Wikipedia gives multiple definitions that are not entirely related to each other.Gigabyte is a company in Taiwan and a nickname of a virus writer. (The) And in addition, it is a unit of measure of the amount of bytes of memory. And Jaap Koole gives a good answer, but not completely complete.

It starts with a bit and a bit is a 0 or 1. Or, to be more precise, an electric stream of 0 volts or 3 volts.(Or 5 volts or whatever voltage a processor also uses.) This stream goes through pins and wiring from A to B and the electronics rereacts and therefore “something” happens. And with just enough bits you can do a lot.

One was later to group the bits into bytes But in the years 60 there was no fixed definition of the number of bits in a byte.That could be 6, 12, 24, 36, 48 or even 60 bits per byte. Mostly multiples of 6 bits, actually, because in 6 bits fits the entire alphabet, all the numbers and the space. (64 values.) In the end, the byte has become standard for the 8-bit byte, since it has become the default.

And the Giga part is a standard name in the SI system.This system defines the designations of various units of measure such as the meter for AFTSND, gram for mass, ampere for current, and so on. These are also prefixes that are used as a multiplication factor. Kilo thus means multiplying by a thousand, mega for a million and giga for a billion. But also in the other direction like Milli benefits by a thousand and micro benefits by a million. But at bytes, this sharing is useless, so only the magnification factors are used.

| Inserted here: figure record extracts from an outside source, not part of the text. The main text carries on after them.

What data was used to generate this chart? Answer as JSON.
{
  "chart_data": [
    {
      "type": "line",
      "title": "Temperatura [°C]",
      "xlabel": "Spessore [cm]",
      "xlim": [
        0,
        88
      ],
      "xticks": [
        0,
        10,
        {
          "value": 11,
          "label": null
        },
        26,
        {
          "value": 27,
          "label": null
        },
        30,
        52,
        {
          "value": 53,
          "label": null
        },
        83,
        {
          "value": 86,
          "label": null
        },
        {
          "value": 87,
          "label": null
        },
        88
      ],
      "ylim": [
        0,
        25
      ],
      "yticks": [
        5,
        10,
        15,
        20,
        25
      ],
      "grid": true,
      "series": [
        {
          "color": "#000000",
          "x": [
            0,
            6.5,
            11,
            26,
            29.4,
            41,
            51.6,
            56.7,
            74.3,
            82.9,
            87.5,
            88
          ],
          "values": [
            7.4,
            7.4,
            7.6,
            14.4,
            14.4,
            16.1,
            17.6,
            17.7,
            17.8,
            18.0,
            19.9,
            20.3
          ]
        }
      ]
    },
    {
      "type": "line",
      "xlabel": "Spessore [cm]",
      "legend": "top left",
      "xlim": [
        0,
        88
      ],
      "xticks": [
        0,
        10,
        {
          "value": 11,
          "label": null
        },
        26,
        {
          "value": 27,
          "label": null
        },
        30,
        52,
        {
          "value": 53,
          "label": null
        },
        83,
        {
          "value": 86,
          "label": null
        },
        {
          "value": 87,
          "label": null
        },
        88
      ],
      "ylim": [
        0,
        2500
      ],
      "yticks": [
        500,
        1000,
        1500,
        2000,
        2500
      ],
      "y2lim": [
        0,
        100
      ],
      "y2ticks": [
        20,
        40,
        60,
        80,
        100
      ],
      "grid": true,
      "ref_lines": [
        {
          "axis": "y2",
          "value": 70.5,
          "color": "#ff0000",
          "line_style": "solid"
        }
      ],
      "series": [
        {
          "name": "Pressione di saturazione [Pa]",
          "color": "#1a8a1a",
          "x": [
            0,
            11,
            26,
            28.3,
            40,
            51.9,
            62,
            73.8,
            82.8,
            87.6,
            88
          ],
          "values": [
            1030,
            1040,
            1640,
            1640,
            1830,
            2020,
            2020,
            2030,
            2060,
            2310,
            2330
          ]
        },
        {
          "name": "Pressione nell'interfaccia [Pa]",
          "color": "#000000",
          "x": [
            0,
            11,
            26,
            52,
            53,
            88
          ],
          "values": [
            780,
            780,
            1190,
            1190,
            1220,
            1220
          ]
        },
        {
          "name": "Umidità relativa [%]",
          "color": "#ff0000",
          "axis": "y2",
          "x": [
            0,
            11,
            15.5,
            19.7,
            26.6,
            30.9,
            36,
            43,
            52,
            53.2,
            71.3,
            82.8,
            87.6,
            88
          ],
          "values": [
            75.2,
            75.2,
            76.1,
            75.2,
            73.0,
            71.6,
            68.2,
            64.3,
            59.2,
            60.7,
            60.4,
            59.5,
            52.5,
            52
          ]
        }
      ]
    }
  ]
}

This means that a gigabyte actually means 1 billion bytes and not 1,073,741,824 bytes.That’s quite a big difference. Only, originally no powers of 1000 were used within the ICT but powers of 1024, because multiples of 8 fit nicely in this. This also has to do with the fact that [math2 ^ {10} [/math nicely contains all the values from 0 to [math1024 ^ 1 [/math].And [math2 ^ {20} [/math until [math1024 ^ 2 [/math and [math2 ^ {30} [ /math again [math1024 ^ 3 [/math.So on computers, they quickly started working with powers of 1024.

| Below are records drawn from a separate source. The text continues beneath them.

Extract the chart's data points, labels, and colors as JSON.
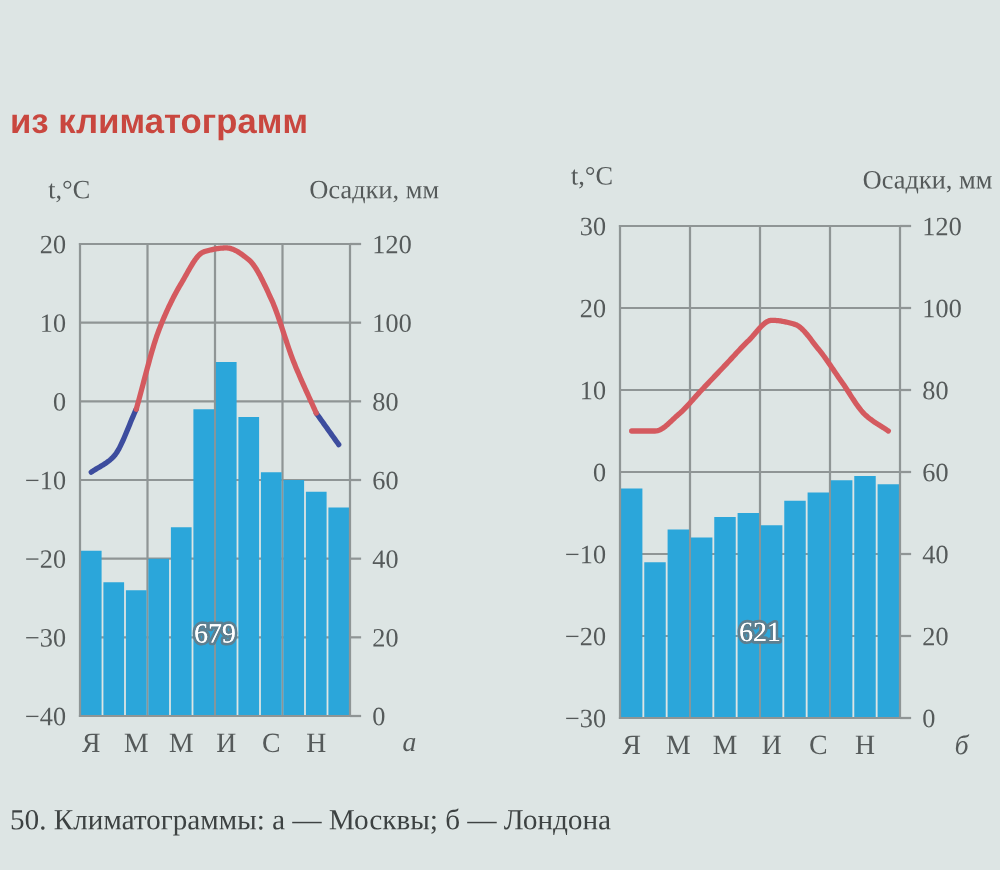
{
  "chart_data": [
    {
      "type": "bar",
      "title": "из климатограмм",
      "ylabel": "t,°C",
      "y2label": "Осадки, мм",
      "categories": [
        "Я",
        null,
        "М",
        null,
        "М",
        null,
        "И",
        null,
        "С",
        null,
        "Н",
        null
      ],
      "ylim": [
        -40,
        20
      ],
      "yticks": [
        {
          "value": -40,
          "label": "−40"
        },
        {
          "value": -30,
          "label": "−30"
        },
        {
          "value": -20,
          "label": "−20"
        },
        {
          "value": -10,
          "label": "−10"
        },
        0,
        10,
        20
      ],
      "y2lim": [
        0,
        120
      ],
      "y2ticks": [
        0,
        20,
        40,
        60,
        80,
        100,
        120
      ],
      "grid": true,
      "series": [
        {
          "axis": "y2",
          "color": "#2ba6da",
          "values": [
            42,
            34,
            32,
            40,
            48,
            78,
            90,
            76,
            62,
            60,
            57,
            53
          ]
        },
        {
          "type": "line",
          "color": "#3d4d9e",
          "values": [
            -9,
            -7,
            -1,
            null,
            null,
            null,
            null,
            null,
            null,
            null,
            -1.5,
            -5.5
          ]
        },
        {
          "type": "line",
          "color": "#d45a5f",
          "values": [
            null,
            null,
            -1,
            9,
            15,
            19,
            19.5,
            18,
            13,
            5,
            -1.5,
            null
          ]
        }
      ],
      "annotations": [
        "679",
        "а",
        "50. Климатограммы: а — Москвы; б — Лондона"
      ]
    },
    {
      "type": "bar",
      "ylabel": "t,°C",
      "y2label": "Осадки, мм",
      "categories": [
        "Я",
        null,
        "М",
        null,
        "М",
        null,
        "И",
        null,
        "С",
        null,
        "Н",
        null
      ],
      "ylim": [
        -30,
        30
      ],
      "yticks": [
        {
          "value": -30,
          "label": "−30"
        },
        {
          "value": -20,
          "label": "−20"
        },
        {
          "value": -10,
          "label": "−10"
        },
        0,
        10,
        20,
        30
      ],
      "y2lim": [
        0,
        120
      ],
      "y2ticks": [
        0,
        20,
        40,
        60,
        80,
        100,
        120
      ],
      "grid": true,
      "series": [
        {
          "axis": "y2",
          "color": "#2ba6da",
          "values": [
            56,
            38,
            46,
            44,
            49,
            50,
            47,
            53,
            55,
            58,
            59,
            57
          ]
        },
        {
          "type": "line",
          "color": "#d45a5f",
          "values": [
            5,
            5,
            7,
            10,
            13,
            16,
            18.5,
            18,
            15,
            11,
            7,
            5
          ]
        }
      ],
      "annotations": [
        "621",
        "б"
      ]
    }
  ]
}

And so there are actually two standards created, where the gigabyte is actually [math1000 ^ 3 [/math , but the gibibyte is [math1024 ^ 3 [/mathbytes . But the latter is often still named as gigabyte when it comes to RAM.But the powers of a thousand are used to indicate the sizes of hard drives, which means that in a hard drive of 100 gigabytes you actually have almost a gigabyte less disk space than you think. Simply because the gibibyte is not a nice number in the decimal system while the gigabyte is not a nice number in the binary system.

But for memory modules the JEDEC standard exists which uses the binary denomination and not the decimal denomination.For all other applications, you should actually assume the decimal name or else use Kibi, Mebi or Gibi. That is the ISO/IEC standard.

Well, this has been causing the confusion for several decades.But the rule is simple:

If the memory is (RAM) then the gigabyte or GB is [math1024 ^ 3 [/mathbytes .In other situations, the gigabyte or GB is correct [math1000 ^ 3 [/mathbytes while the Gibibyte or GiB is again [math1024 ^ 3 [/math .

A **bit** is a 1 or 0. The basic unit of information.

A **Byte** is a series of 8 bits

A KB is a **kilobyte**, is 1,024 Bytes

A MB is a **megabyte** IS 1,024 KB

A GB is a **Gigabyte** is 1,024 Mb

What all *sizes* are for the size of information space.